Arthropod borne viruses (arboviruses) rely on hematophagous arthropods as a vector for the transmission to a vertebrate host, either an animal or human. During enzootic transmission periods, arboviruses survive in sylvatic cycles using a variety of vertebrate species of which many are currently not identified. This project aims to gain more insight in the ecology and life cycle of these viruses and their vertebrate hosts. I will focus the research on the African continent, since several zoonotic viruses originated in West-, Central- and East Africa. I will mainly target small animal wildlife, such as rodents and bats, with the intention to determine their contribution to the persistence and spread of arboviruses. I hypothesize that these small, but high density and turnover rate, species are an important reservoir that supports sylvatic cycles during epizootic periods. These species often live in proximity to humans, creating spillover opportunities.

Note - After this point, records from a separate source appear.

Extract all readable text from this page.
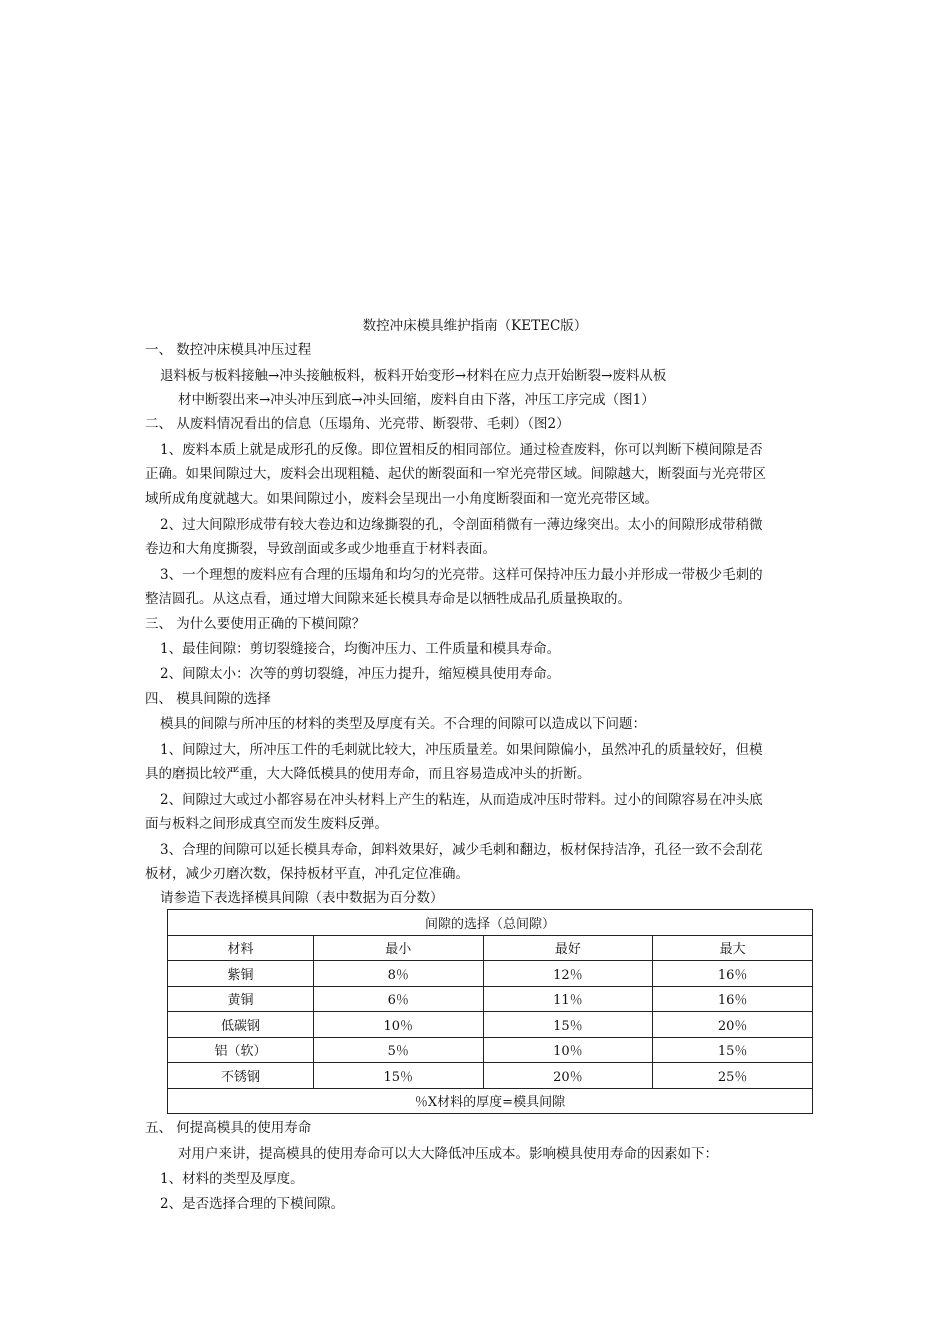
数控冲床模具维护指南（KETEC版）
一、 数控冲床模具冲压过程
退料板与板料接触→冲头接触板料，板料开始变形→材料在应力点开始断裂→废料从板
材中断裂出来→冲头冲压到底→冲头回缩，废料自由下落，冲压工序完成（图1）
二、 从废料情况看出的信息（压塌角、光亮带、断裂带、毛刺）（图2）
1、废料本质上就是成形孔的反像。即位置相反的相同部位。通过检查废料，你可以判断下模间隙是否
正确。如果间隙过大，废料会出现粗糙、起伏的断裂面和一窄光亮带区域。间隙越大，断裂面与光亮带区
域所成角度就越大。如果间隙过小，废料会呈现出一小角度断裂面和一宽光亮带区域。
2、过大间隙形成带有较大卷边和边缘撕裂的孔，令剖面稍微有一薄边缘突出。太小的间隙形成带稍微
卷边和大角度撕裂，导致剖面或多或少地垂直于材料表面。
3、一个理想的废料应有合理的压塌角和均匀的光亮带。这样可保持冲压力最小并形成一带极少毛刺的
整洁圆孔。从这点看，通过增大间隙来延长模具寿命是以牺牲成品孔质量换取的。
三、 为什么要使用正确的下模间隙？
1、最佳间隙：剪切裂缝接合，均衡冲压力、工件质量和模具寿命。
2、间隙太小：次等的剪切裂缝，冲压力提升，缩短模具使用寿命。
四、 模具间隙的选择
模具的间隙与所冲压的材料的类型及厚度有关。不合理的间隙可以造成以下问题：
1、间隙过大，所冲压工件的毛刺就比较大，冲压质量差。如果间隙偏小，虽然冲孔的质量较好，但模
具的磨损比较严重，大大降低模具的使用寿命，而且容易造成冲头的折断。
2、间隙过大或过小都容易在冲头材料上产生的粘连，从而造成冲压时带料。过小的间隙容易在冲头底
面与板料之间形成真空而发生废料反弹。
3、合理的间隙可以延长模具寿命，卸料效果好，减少毛刺和翻边，板材保持洁净，孔径一致不会刮花
板材，减少刃磨次数，保持板材平直，冲孔定位准确。
请参造下表选择模具间隙（表中数据为百分数）
间隙的选择（总间隙）			
材料	最小	最好	最大
紫铜	8％	12％	16％
黄铜	6％	11％	16％
低碳钢	10％	15％	20％
铝（软）	5％	10％	15％
不锈钢	15％	20％	25％
％X材料的厚度=模具间隙			
五、 何提高模具的使用寿命
对用户来讲，提高模具的使用寿命可以大大降低冲压成本。影响模具使用寿命的因素如下：
1、材料的类型及厚度。
2、是否选择合理的下模间隙。
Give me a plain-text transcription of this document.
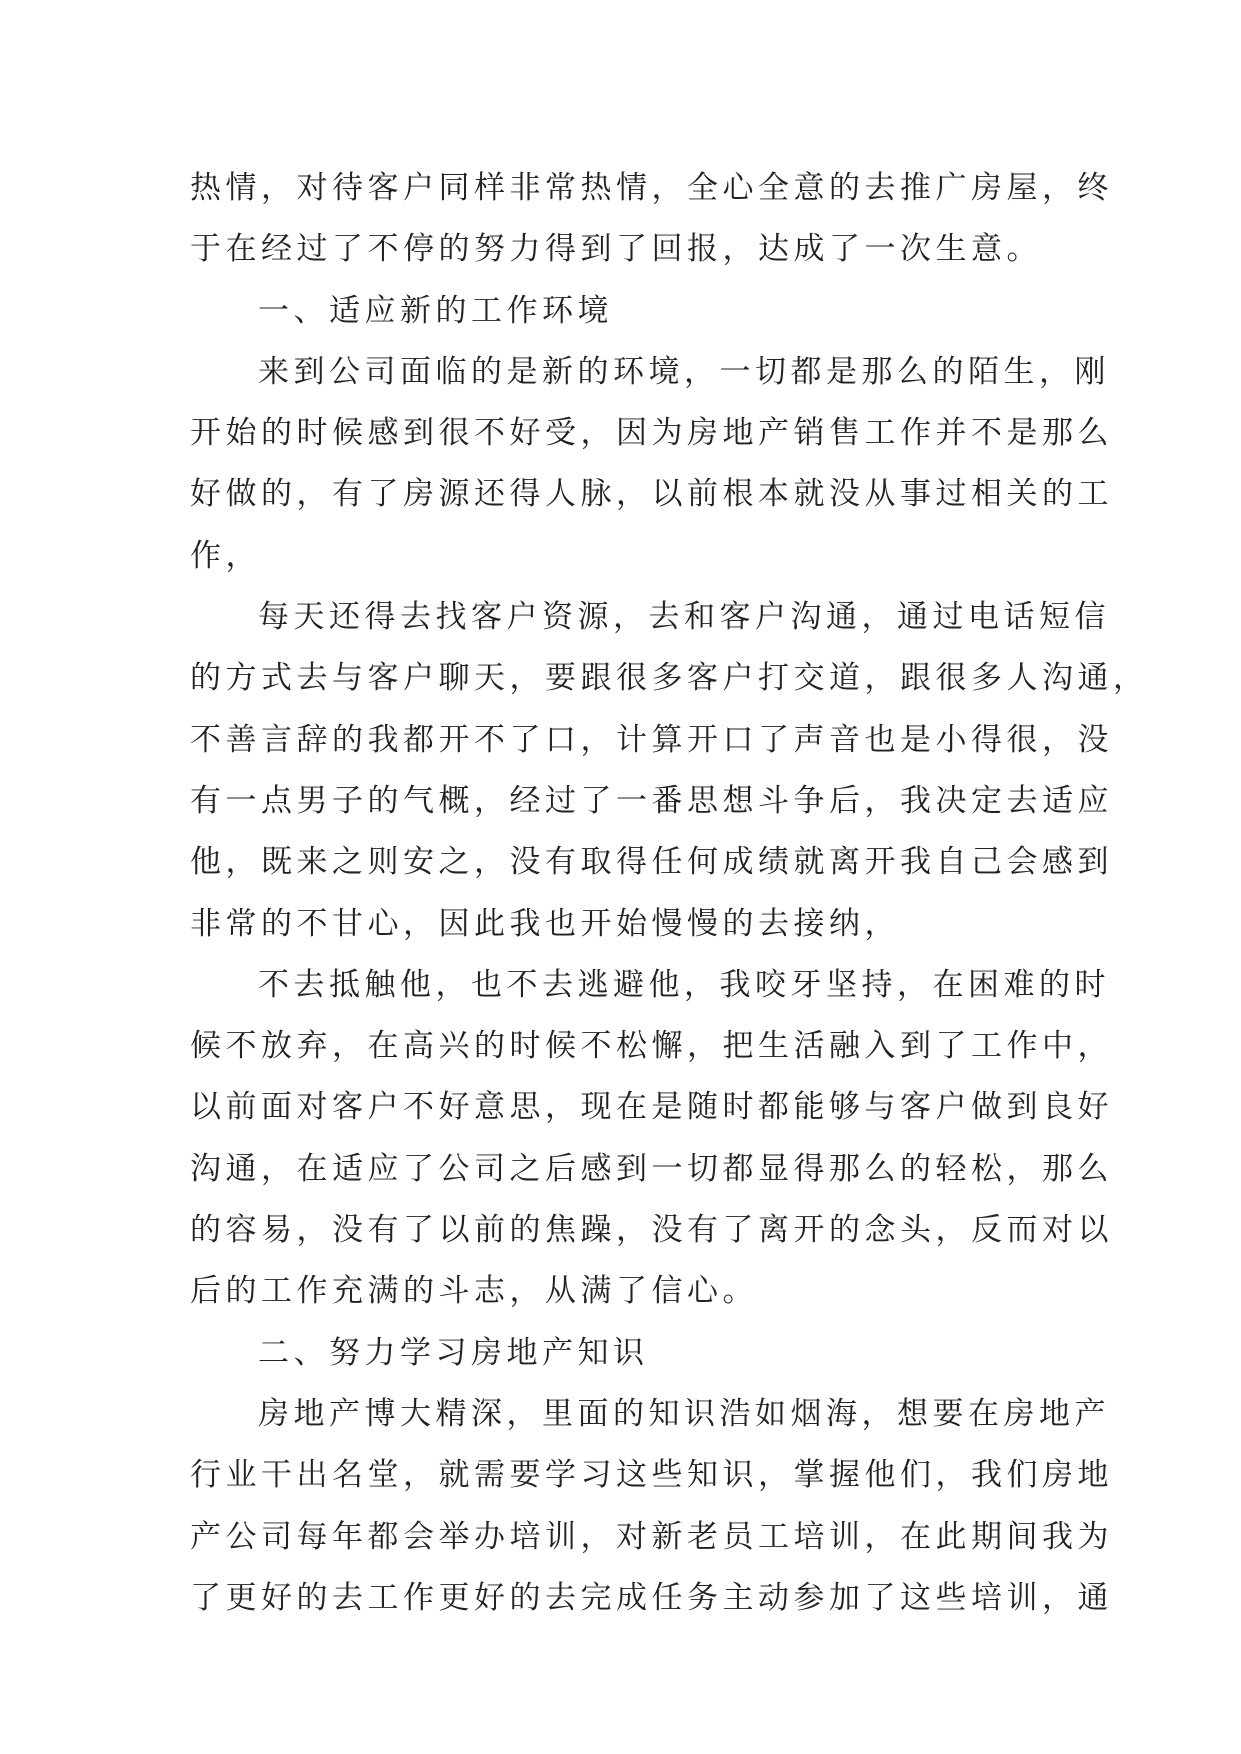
热情，对待客户同样非常热情，全心全意的去推广房屋，终
于在经过了不停的努力得到了回报，达成了一次生意。
一、适应新的工作环境
来到公司面临的是新的环境，一切都是那么的陌生，刚
开始的时候感到很不好受，因为房地产销售工作并不是那么
好做的，有了房源还得人脉，以前根本就没从事过相关的工
作，
每天还得去找客户资源，去和客户沟通，通过电话短信
的方式去与客户聊天，要跟很多客户打交道，跟很多人沟通，
不善言辞的我都开不了口，计算开口了声音也是小得很，没
有一点男子的气概，经过了一番思想斗争后，我决定去适应
他，既来之则安之，没有取得任何成绩就离开我自己会感到
非常的不甘心，因此我也开始慢慢的去接纳，
不去抵触他，也不去逃避他，我咬牙坚持，在困难的时
候不放弃，在高兴的时候不松懈，把生活融入到了工作中，
以前面对客户不好意思，现在是随时都能够与客户做到良好
沟通，在适应了公司之后感到一切都显得那么的轻松，那么
的容易，没有了以前的焦躁，没有了离开的念头，反而对以
后的工作充满的斗志，从满了信心。
二、努力学习房地产知识
房地产博大精深，里面的知识浩如烟海，想要在房地产
行业干出名堂，就需要学习这些知识，掌握他们，我们房地
产公司每年都会举办培训，对新老员工培训，在此期间我为
了更好的去工作更好的去完成任务主动参加了这些培训，通
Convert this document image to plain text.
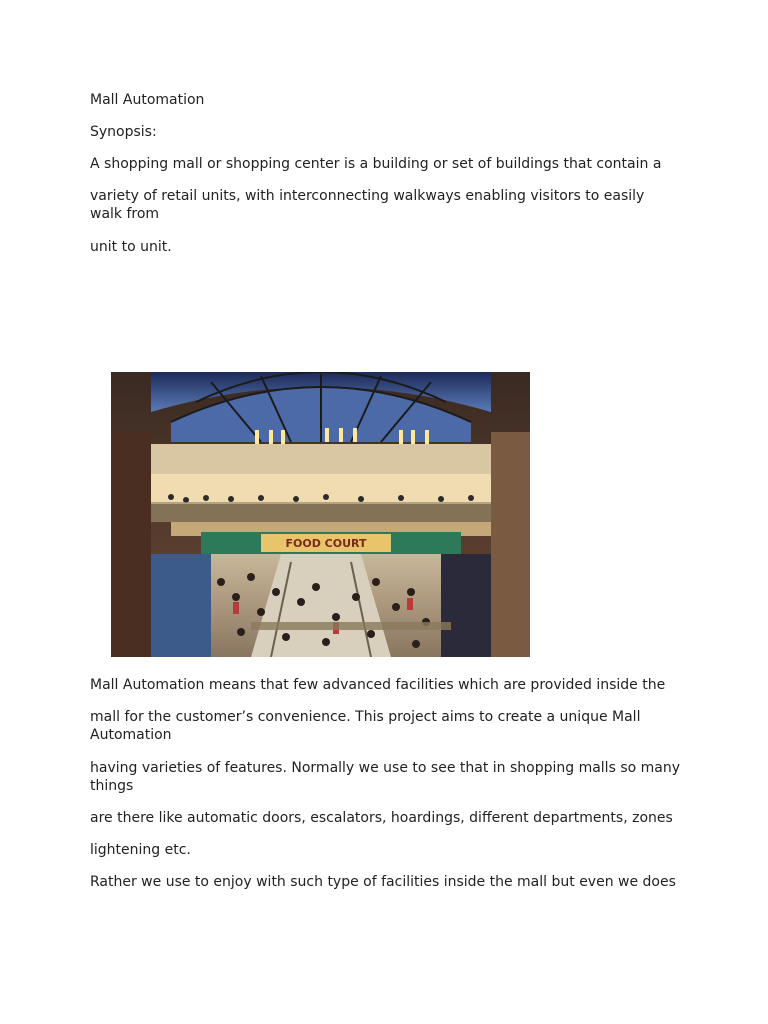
Mall Automation

Synopsis:

A shopping mall or shopping center is a building or set of buildings that contain a

variety of retail units, with interconnecting walkways enabling visitors to easily walk from

unit to unit.

FOOD COURT

Mall Automation means that few advanced facilities which are provided inside the

mall for the customer’s convenience. This project aims to create a unique Mall Automation

having varieties of features. Normally we use to see that in shopping malls so many things

are there like automatic doors, escalators, hoardings, different departments, zones

lightening etc.

Rather we use to enjoy with such type of facilities inside the mall but even we does
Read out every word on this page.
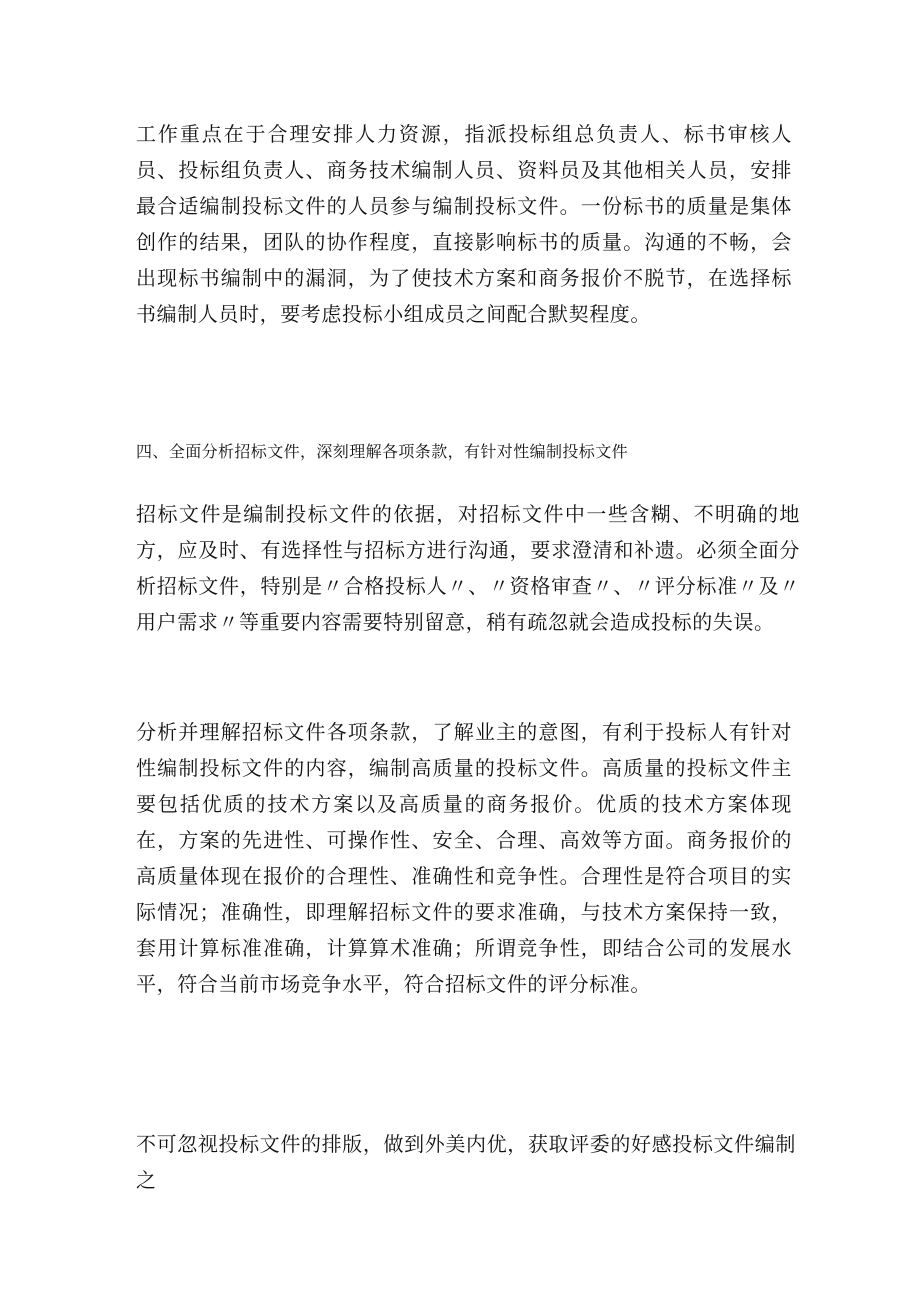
工作重点在于合理安排人力资源，指派投标组总负责人、标书审核人员、投标组负责人、商务技术编制人员、资料员及其他相关人员，安排最合适编制投标文件的人员参与编制投标文件。一份标书的质量是集体创作的结果，团队的协作程度，直接影响标书的质量。沟通的不畅，会出现标书编制中的漏洞，为了使技术方案和商务报价不脱节，在选择标书编制人员时，要考虑投标小组成员之间配合默契程度。

四、全面分析招标文件，深刻理解各项条款，有针对性编制投标文件

招标文件是编制投标文件的依据，对招标文件中一些含糊、不明确的地方，应及时、有选择性与招标方进行沟通，要求澄清和补遗。必须全面分析招标文件，特别是〃合格投标人〃、〃资格审查〃、〃评分标准〃及〃用户需求〃等重要内容需要特别留意，稍有疏忽就会造成投标的失误。

分析并理解招标文件各项条款，了解业主的意图，有利于投标人有针对性编制投标文件的内容，编制高质量的投标文件。高质量的投标文件主要包括优质的技术方案以及高质量的商务报价。优质的技术方案体现在，方案的先进性、可操作性、安全、合理、高效等方面。商务报价的高质量体现在报价的合理性、准确性和竞争性。合理性是符合项目的实际情况；准确性，即理解招标文件的要求准确，与技术方案保持一致，套用计算标准准确，计算算术准确；所谓竞争性，即结合公司的发展水平，符合当前市场竞争水平，符合招标文件的评分标准。

不可忽视投标文件的排版，做到外美内优，获取评委的好感投标文件编制之
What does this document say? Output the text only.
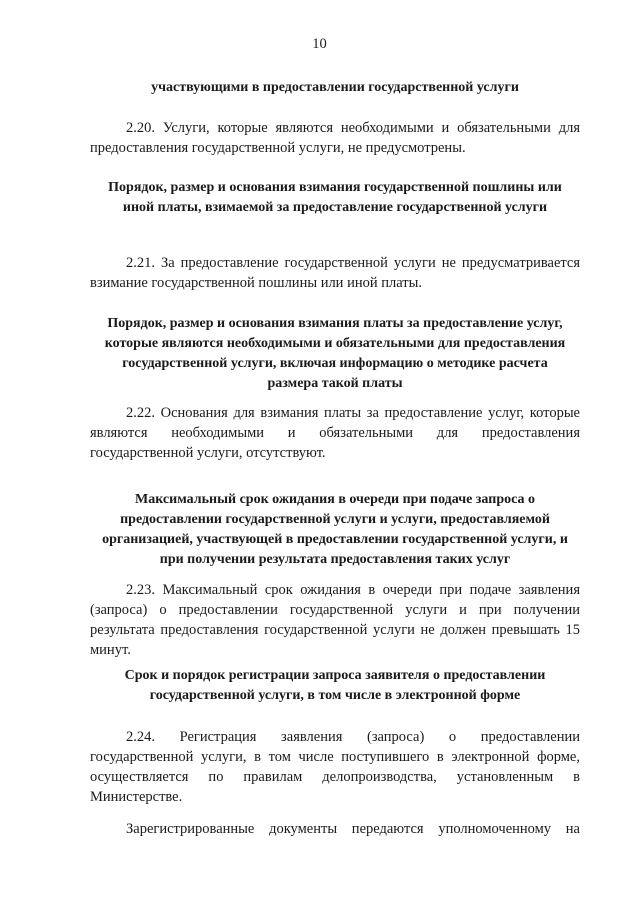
10
участвующими в предоставлении государственной услуги
2.20. Услуги, которые являются необходимыми и обязательными для предоставления государственной услуги, не предусмотрены.
Порядок, размер и основания взимания государственной пошлины или иной платы, взимаемой за предоставление государственной услуги
2.21. За предоставление государственной услуги не предусматривается взимание государственной пошлины или иной платы.
Порядок, размер и основания взимания платы за предоставление услуг, которые являются необходимыми и обязательными для предоставления государственной услуги, включая информацию о методике расчета размера такой платы
2.22. Основания для взимания платы за предоставление услуг, которые являются необходимыми и обязательными для предоставления государственной услуги, отсутствуют.
Максимальный срок ожидания в очереди при подаче запроса о предоставлении государственной услуги и услуги, предоставляемой организацией, участвующей в предоставлении государственной услуги, и при получении результата предоставления таких услуг
2.23. Максимальный срок ожидания в очереди при подаче заявления (запроса) о предоставлении государственной услуги и при получении результата предоставления государственной услуги не должен превышать 15 минут.
Срок и порядок регистрации запроса заявителя о предоставлении государственной услуги, в том числе в электронной форме
2.24. Регистрация заявления (запроса) о предоставлении государственной услуги, в том числе поступившего в электронной форме, осуществляется по правилам делопроизводства, установленным в Министерстве.
Зарегистрированные документы передаются уполномоченному на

To examine the hypotheses, I will screen wildlife samples across Africa and perform genetic analyses on the arboviral RNA. Additionally, host species, distribution ranges, phylogeographical relations and transmission models will be determined and created. The results will contribute to a better understanding of arbovirus occurrence and spread in wildlife, leading to an improved prediction, prevention, and control of arbovirus epidemics in wildlife and to a certain extent in humans.